Hypoxia-inducible factor-1 (HIF-1)-mediated angiogenic factors, such as vascular endothelial growth factor (VEGF), are induced within venous thrombus during its resolution, but the primary stimulus for VEGF production and thrombus resolution is unknown. Our aim was to determine whether downregulating HIF-1α in the thrombus and vein wall reduces angiogenic factor expression, inflammatory cell infiltration, and thrombus resolution.

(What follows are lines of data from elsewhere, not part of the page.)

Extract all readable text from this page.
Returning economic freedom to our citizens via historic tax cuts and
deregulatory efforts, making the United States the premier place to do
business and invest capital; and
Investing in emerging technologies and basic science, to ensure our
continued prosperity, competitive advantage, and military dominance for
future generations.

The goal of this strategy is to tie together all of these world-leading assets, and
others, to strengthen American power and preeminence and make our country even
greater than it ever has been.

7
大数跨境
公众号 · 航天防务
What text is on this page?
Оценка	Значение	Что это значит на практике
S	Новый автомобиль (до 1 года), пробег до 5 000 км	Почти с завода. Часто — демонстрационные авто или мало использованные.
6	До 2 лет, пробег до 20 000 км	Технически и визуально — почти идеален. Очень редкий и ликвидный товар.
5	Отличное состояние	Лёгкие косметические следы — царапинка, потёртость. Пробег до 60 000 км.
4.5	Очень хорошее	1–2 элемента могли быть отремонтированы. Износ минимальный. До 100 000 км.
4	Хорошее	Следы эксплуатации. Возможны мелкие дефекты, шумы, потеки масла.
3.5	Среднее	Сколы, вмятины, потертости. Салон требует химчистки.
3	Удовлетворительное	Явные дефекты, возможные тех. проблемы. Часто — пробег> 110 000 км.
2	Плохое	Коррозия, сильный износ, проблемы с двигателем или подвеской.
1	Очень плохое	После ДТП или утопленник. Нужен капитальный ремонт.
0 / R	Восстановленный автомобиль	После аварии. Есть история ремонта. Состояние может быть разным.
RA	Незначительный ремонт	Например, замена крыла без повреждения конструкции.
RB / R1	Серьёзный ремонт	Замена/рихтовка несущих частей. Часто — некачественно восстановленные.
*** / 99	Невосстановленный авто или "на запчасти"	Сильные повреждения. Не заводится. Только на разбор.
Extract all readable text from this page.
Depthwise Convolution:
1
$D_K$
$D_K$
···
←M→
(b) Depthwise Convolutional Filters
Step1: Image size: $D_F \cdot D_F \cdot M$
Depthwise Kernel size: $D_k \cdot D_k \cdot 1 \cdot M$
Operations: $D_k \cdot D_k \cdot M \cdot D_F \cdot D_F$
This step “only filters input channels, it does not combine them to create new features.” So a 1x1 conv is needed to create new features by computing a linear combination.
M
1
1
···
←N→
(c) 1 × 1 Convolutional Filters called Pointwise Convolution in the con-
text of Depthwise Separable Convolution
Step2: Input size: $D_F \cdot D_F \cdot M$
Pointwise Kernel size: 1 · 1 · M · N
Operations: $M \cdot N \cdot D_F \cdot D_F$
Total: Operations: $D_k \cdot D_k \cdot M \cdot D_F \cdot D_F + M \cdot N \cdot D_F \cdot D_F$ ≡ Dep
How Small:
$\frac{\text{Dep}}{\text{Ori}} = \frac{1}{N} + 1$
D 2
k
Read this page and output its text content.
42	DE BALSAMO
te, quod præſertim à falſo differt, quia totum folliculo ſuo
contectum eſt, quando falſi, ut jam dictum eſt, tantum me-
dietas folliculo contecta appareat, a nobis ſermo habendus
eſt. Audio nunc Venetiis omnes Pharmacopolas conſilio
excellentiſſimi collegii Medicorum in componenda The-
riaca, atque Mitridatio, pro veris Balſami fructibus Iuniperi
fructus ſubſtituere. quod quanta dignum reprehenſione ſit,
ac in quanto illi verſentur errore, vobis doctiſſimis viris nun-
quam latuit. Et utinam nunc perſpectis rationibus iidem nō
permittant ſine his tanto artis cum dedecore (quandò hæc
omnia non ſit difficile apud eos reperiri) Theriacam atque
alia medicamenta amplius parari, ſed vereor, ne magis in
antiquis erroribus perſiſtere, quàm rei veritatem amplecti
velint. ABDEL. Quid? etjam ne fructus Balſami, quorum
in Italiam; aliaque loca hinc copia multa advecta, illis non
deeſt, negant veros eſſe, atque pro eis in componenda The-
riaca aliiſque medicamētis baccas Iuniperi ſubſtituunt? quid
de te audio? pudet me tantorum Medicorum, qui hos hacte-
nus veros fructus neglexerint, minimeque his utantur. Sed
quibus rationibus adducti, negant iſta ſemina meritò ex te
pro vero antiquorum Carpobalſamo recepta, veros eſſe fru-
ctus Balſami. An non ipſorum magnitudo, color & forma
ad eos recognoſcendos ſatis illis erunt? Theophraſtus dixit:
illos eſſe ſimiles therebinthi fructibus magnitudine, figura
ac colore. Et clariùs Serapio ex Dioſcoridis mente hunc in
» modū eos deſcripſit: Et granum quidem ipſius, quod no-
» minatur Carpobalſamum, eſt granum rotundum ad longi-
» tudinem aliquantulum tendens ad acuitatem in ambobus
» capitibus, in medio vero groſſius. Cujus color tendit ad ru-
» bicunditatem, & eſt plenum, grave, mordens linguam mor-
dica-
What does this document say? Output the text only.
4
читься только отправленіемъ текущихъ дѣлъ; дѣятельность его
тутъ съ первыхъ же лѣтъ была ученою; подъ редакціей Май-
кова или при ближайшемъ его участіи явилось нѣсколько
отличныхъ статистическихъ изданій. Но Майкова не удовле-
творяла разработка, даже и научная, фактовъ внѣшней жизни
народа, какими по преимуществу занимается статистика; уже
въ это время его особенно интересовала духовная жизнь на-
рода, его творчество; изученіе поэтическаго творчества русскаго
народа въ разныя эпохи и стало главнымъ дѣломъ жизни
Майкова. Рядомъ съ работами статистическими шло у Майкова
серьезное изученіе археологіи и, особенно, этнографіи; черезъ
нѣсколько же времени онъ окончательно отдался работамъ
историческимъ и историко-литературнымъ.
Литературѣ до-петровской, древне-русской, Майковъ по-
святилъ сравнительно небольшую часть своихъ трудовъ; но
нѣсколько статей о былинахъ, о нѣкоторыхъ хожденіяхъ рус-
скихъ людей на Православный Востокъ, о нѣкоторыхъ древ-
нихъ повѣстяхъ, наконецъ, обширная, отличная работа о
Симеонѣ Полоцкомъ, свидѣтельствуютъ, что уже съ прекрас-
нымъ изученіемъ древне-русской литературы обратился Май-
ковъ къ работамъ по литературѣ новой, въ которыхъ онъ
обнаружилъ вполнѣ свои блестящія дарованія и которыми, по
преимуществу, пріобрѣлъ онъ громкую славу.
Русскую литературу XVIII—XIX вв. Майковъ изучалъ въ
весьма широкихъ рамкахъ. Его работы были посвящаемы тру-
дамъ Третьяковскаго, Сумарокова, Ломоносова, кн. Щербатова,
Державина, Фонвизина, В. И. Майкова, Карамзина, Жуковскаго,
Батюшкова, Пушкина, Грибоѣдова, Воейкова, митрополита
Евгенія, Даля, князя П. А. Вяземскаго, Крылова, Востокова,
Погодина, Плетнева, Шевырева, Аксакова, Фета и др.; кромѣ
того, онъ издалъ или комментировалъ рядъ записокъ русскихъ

Thrombus was induced in the inferior vena cava (IVC) of 40 mice. The mice were treated with the HIF-1α inhibitor 2-methoxyestradiol (2ME; intraperitoneal, 150 mg/kg/day) or vehicle control (n = 20/group). HIF-1α, VEGF, and placental growth factor (PLGF) expression in the thrombus and IVC were measured at days 1 and 10 (n = 7/group) by enzyme-linked immunosorbent assay. Thrombus size, neovascularization, recanalization, and macrophage and neutrophil infiltration were also measured at day 10 by image analysis (n = 6/group). The levels of HIF-1α (P < .001), VEGF (P < .001), and PLGF (P < .001), and neutrophil (P < .005) and macrophage (P < .05, Fig 1) infiltration were decreased in the thrombus of mice treated with 2ME compared with vehicle control. The levels of HIF-1α (P < .005), VEGF (P < .005), and PLGF (P < .001), and neutrophil (P < .01) and macrophage (P < .005, Fig 2) infiltration were also decreased in the IVC wall surrounding the thrombus of 2ME-treated mice compared with controls. Thrombus weight (P < .001, Fig 3) and size (P < .02, Fig 4) were increased, while thrombus neovascularization (P < .005, Fig 5) and vein recanalization (P < .005, Fig 6) were decreased in 2ME-treated mice compared with controls. Reducing HIF-1α expression in the thrombus and vein wall reduces angiogenic growth factor expression, inflammatory cell infiltration, and thrombus resolution. These data suggest that HIF-1 activity is an important regulatory mechanism in thrombus resolution.